Eyal Benvenisti & Amnon Morag: Regulatory Capture and the Marginalized Majority: The Case for the Constitutional Protection of the Majority’s Disposable Income (19/2019)

The constitutional protection of private property is rooted in the notion that individual rights ought to be insulated from the tyranny of the majority. However, as public choice theory teaches us, democratic decision-making suffers from another systemic failure that is no less pernicious, no less ubiquitous, but less transparent: interest groups are capable of steering government to favor their narrow interests at the expense of diffuse citizens and the broad public interest. In this Essay we argue that this ‘capture’ characteristically results in anticompetitive regulatory measures that inflate the prices of products and services above their competitive market price or reduce their quality. Such measures transfer wealth from the many to the few, as they diminish the value of diffuse citizens' disposable income in terms of purchasing power. We propose to conceive of this loss as a potentially unconstitutional taking of the diffuse citizens’ property. Our account challenges the Madisonian assumption, embedded in the Constitution, that constitutions must protect the property rights of the propertied minority against the tyranny of the deprived majority. We argue that the Constitution must also limit another type of taking, effected when a minority solicits anticompetitive government measures that diminish the value of the disposable income of the marginalized majority.
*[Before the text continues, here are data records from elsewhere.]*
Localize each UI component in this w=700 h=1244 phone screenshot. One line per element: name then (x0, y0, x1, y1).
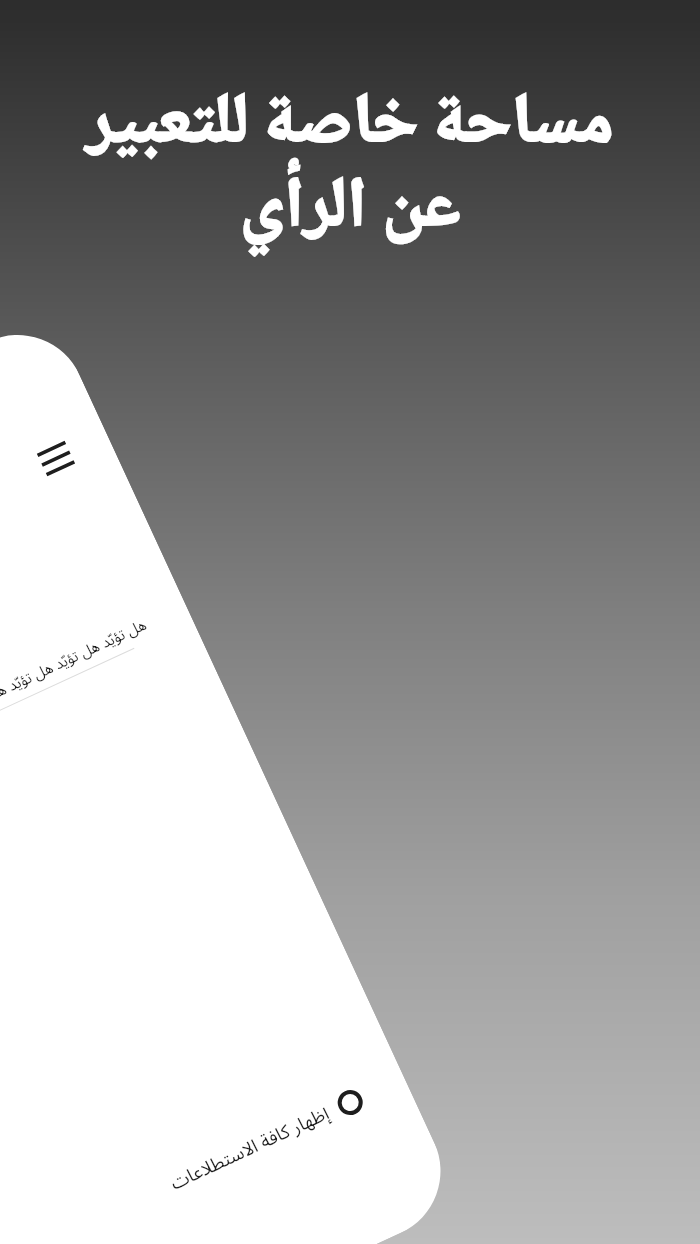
staticText: مساحة خاصة للتعبير عن الرأي (0, 67, 700, 271)
button[interactable]: Open navigation menu (21, 424, 90, 493)
button[interactable]: إظهار كافة الاستطلاعات (0, 1080, 370, 1244)
staticText: إظهار كافة الاستطلاعات (164, 1095, 337, 1203)
staticText: هل تؤيّد هل تؤيّد هل تؤيّد هل تؤيّد هل ت… (0, 609, 153, 766)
Accordingly, anticompetitive regulation catering to special interests will be deemed prima facie unconstitutional unless it is necessary to promote public purposes.

Eilis Ferran: Revisiting Legal Capital (20/2019)
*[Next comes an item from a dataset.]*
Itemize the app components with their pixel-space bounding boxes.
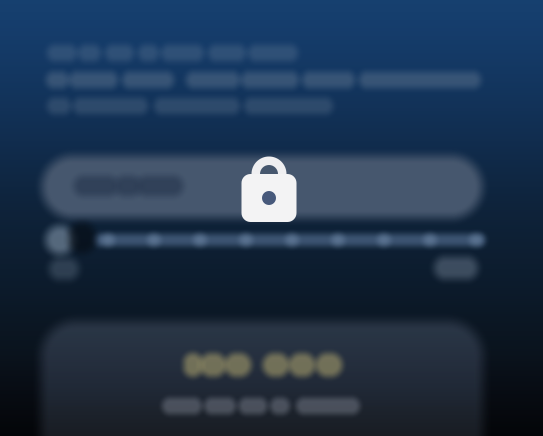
button[interactable]: Content hidden, unlock to view bbox=[241, 151, 297, 223]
This paper argues for the UK to revisit the legal capital (maintenance of capital) doctrine. Leaving the EU could present an opportunity but to reform legal capital just because Brexit may make it possible to do so would have little merit. Three more substantial reasons for revisiting legal capital are developed: the evidence against legal capital being an effective bulwark against short termist corporate behaviour has continued to stack up; difficulties associated with applying legal rules on distributions in the context of modern financial reporting requirements have persisted; and we have a clearer sense of how creditors’ interests are affected by moving away from legal capital to solvency standards. The paper locates the need to revisit legal capital within the broader agenda for a system of effective corporate governance and regulation that supports economically worthwhile and sustainable business activity.

Luiza Leão Soares Pereira: The ILC in the Eyes of the ILC: Mirror or Looking-Glass? (21/2019)
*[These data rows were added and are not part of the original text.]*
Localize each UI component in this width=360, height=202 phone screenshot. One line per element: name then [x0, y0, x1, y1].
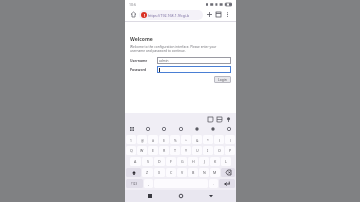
- button[interactable]: Toolbar item 4: [177, 125, 185, 133]
- staticText: Welcome: [130, 36, 153, 43]
- staticText: ?123: [131, 182, 138, 186]
- button[interactable]: Y: [181, 146, 191, 155]
- staticText: Login: [218, 77, 227, 82]
- button[interactable]: A: [130, 157, 141, 166]
- staticText: (: [219, 138, 220, 142]
- staticText: N: [203, 170, 206, 175]
- button[interactable]: C: [166, 168, 176, 177]
- button[interactable]: Shift: [126, 168, 141, 177]
- button[interactable]: ?123: [126, 179, 143, 188]
- button[interactable]: Recents: [145, 191, 155, 201]
- staticText: #: [152, 138, 155, 142]
- button[interactable]: *: [203, 135, 213, 144]
- staticText: Y: [185, 148, 188, 153]
- button[interactable]: X: [154, 168, 165, 177]
- button[interactable]: Toolbar item 7: [225, 125, 233, 133]
- staticText: V: [181, 170, 184, 175]
- button[interactable]: Enter: [219, 179, 235, 188]
- button[interactable]: F: [166, 157, 176, 166]
- staticText: Username: [130, 58, 148, 63]
- button[interactable]: &: [192, 135, 202, 144]
- staticText: &: [196, 138, 199, 142]
- button[interactable]: I: [203, 146, 213, 155]
- button[interactable]: K: [210, 157, 220, 166]
- button[interactable]: New tab: [205, 10, 214, 19]
- button[interactable]: D: [154, 157, 165, 166]
- button[interactable]: O: [214, 146, 224, 155]
- staticText: I: [207, 148, 209, 153]
- staticText: %: [174, 138, 177, 142]
- button[interactable]: @: [137, 135, 147, 144]
- button[interactable]: Toolbar item 6: [209, 125, 217, 133]
- staticText: X: [158, 170, 161, 175]
- button[interactable]: [157, 66, 231, 73]
- button[interactable]: H: [188, 157, 198, 166]
- button[interactable]: Home: [176, 191, 186, 201]
- button[interactable]: M: [210, 168, 220, 177]
- button[interactable]: Toolbar item 1: [128, 125, 136, 133]
- staticText: Welcome to the configuration interface. …: [130, 45, 231, 53]
- button[interactable]: Q: [126, 146, 136, 155]
- button[interactable]: Home: [129, 10, 138, 19]
- staticText: E: [152, 148, 154, 153]
- staticText: https://192.168.1.9/cgi-b: [148, 13, 190, 18]
- button[interactable]: Keyboard tool 2: [215, 115, 223, 123]
- button[interactable]: S: [142, 157, 153, 166]
- button[interactable]: Toolbar item 5: [193, 125, 201, 133]
- button[interactable]: N: [199, 168, 209, 177]
- button[interactable]: B: [188, 168, 198, 177]
- button[interactable]: #: [148, 135, 158, 144]
- button[interactable]: Back: [206, 191, 216, 201]
- button[interactable]: %: [170, 135, 180, 144]
- button[interactable]: J: [199, 157, 209, 166]
- button[interactable]: admin: [157, 57, 231, 64]
- button[interactable]: Keyboard tool 3: [224, 115, 232, 123]
- button[interactable]: !: [139, 10, 203, 20]
- button[interactable]: V: [177, 168, 187, 177]
- staticText: W: [140, 148, 144, 153]
- staticText: A: [134, 159, 137, 164]
- button[interactable]: Keyboard tool 1: [206, 115, 214, 123]
- button[interactable]: L: [221, 157, 231, 166]
- button[interactable]: E: [148, 146, 158, 155]
- staticText: K: [214, 159, 217, 164]
- button[interactable]: W: [137, 146, 147, 155]
- staticText: @: [141, 138, 144, 142]
- button[interactable]: Z: [142, 168, 153, 177]
- button[interactable]: Toolbar item 3: [160, 125, 168, 133]
- staticText: H: [192, 159, 195, 164]
- staticText: 10:6: [129, 2, 136, 7]
- button[interactable]: ): [225, 135, 235, 144]
- staticText: R: [163, 148, 166, 153]
- staticText: ): [230, 138, 231, 142]
- staticText: ,: [148, 181, 149, 186]
- button[interactable]: 1: [126, 135, 136, 144]
- staticText: Z: [146, 170, 149, 175]
- button[interactable]: P: [225, 146, 235, 155]
- button[interactable]: Backspace: [221, 168, 235, 177]
- staticText: B: [192, 170, 195, 175]
- button[interactable]: $: [159, 135, 169, 144]
- staticText: *: [207, 138, 209, 142]
- button[interactable]: Login: [214, 76, 231, 83]
- button[interactable]: T: [170, 146, 180, 155]
- staticText: F: [170, 159, 172, 164]
- button[interactable]: Toolbar item 2: [144, 125, 152, 133]
- button[interactable]: ,: [144, 179, 153, 188]
- staticText: admin: [159, 59, 169, 63]
- staticText: .: [213, 181, 214, 186]
- button[interactable]: ^: [181, 135, 191, 144]
- button[interactable]: R: [159, 146, 169, 155]
- staticText: U: [196, 148, 199, 153]
- button[interactable]: More options: [223, 10, 232, 19]
- staticText: G: [181, 159, 184, 164]
- button[interactable]: Tabs: [214, 10, 223, 19]
- button[interactable]: G: [177, 157, 187, 166]
- staticText: L: [225, 159, 227, 164]
- button[interactable]: (: [214, 135, 224, 144]
- staticText: $: [163, 138, 165, 142]
- button[interactable]: U: [192, 146, 202, 155]
- staticText: J: [204, 159, 205, 164]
This paper addresses the treatment by the International Law Commission of its own work in its latest “Commentary to its Draft Conclusions on the Identification of Customary International Law”. It is argued here that the ILC’s choice not to include its own documents under the heading “teachings of the most highly qualified publicists” is correct. This is so (1) because “teachings” should be construed as only encompassing works that are purely or primarily scholarly, and (2) because ILC works are not merely “subsidiary means for the determination of rules of law”, but rather one of the elements that form customary international law. The Commission’s ambiguous stance towards its own work is symptomatic of the project’s deeper problems – the artificiality of the two-element approach, the excessive emphasis on state practice, and the impossibility of extricating ‘identification’ from ‘formation’ of custom. A closer look at the Commission’s purported mirror-image reveals distortions more akin to a looking-glass.